Dr Petra Sijpesteijn is professor of Arabic. Her research concentrates on recovering the experiences of Muslims and non-Muslims living under Islamic rule, using the vast stores of radically under-used documents surviving from the early Islamic world. Starting in 2017, she manages an international research project entitled “Embedding Conquest: Naturalising Muslim Rule in the Early Islamic Empire (600-1000)”, funded by the European Research Council. Since 2014, she has also been director of the Leiden University Centre for the Study of Islam (LUCIS).
Did the Early Muslim Empire have a Language Policy?

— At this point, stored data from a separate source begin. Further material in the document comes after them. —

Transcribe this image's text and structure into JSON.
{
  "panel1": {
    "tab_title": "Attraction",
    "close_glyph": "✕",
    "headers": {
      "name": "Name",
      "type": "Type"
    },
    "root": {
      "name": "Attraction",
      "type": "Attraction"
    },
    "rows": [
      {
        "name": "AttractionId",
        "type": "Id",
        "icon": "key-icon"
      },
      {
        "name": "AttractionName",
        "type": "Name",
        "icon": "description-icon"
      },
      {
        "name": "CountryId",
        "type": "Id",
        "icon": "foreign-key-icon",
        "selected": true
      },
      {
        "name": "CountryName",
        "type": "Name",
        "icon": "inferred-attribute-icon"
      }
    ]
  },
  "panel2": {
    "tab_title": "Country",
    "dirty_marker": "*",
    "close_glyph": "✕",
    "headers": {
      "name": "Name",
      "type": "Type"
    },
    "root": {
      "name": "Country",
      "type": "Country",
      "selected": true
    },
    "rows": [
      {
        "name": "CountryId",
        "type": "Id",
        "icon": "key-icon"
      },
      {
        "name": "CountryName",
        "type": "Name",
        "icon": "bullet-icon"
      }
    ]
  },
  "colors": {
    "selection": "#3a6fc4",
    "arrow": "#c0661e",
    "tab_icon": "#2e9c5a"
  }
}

After the establishment of the Muslim Empire as a result of the great Arab conquests of the mid-seventh century, the Arabs combined administrative expertise they encountered in the conquered areas and added their own practices as well. The Arab chanceries produced documents in multiple languages: Arabic, Greek, Coptic, Soghdian, and Pahlavi for several centuries after the conquests. How does this relate to the famous decision by caliphal decree to switch in the official administration to Arabic only dated to around 700? In this lecture I will present documents produced by chanceries to discuss what language policy the Muslim empire followed. I will also suggest a different interpretation for the literary reports attributed to the famous caliph ‘Abd al-Malik or one of his successors.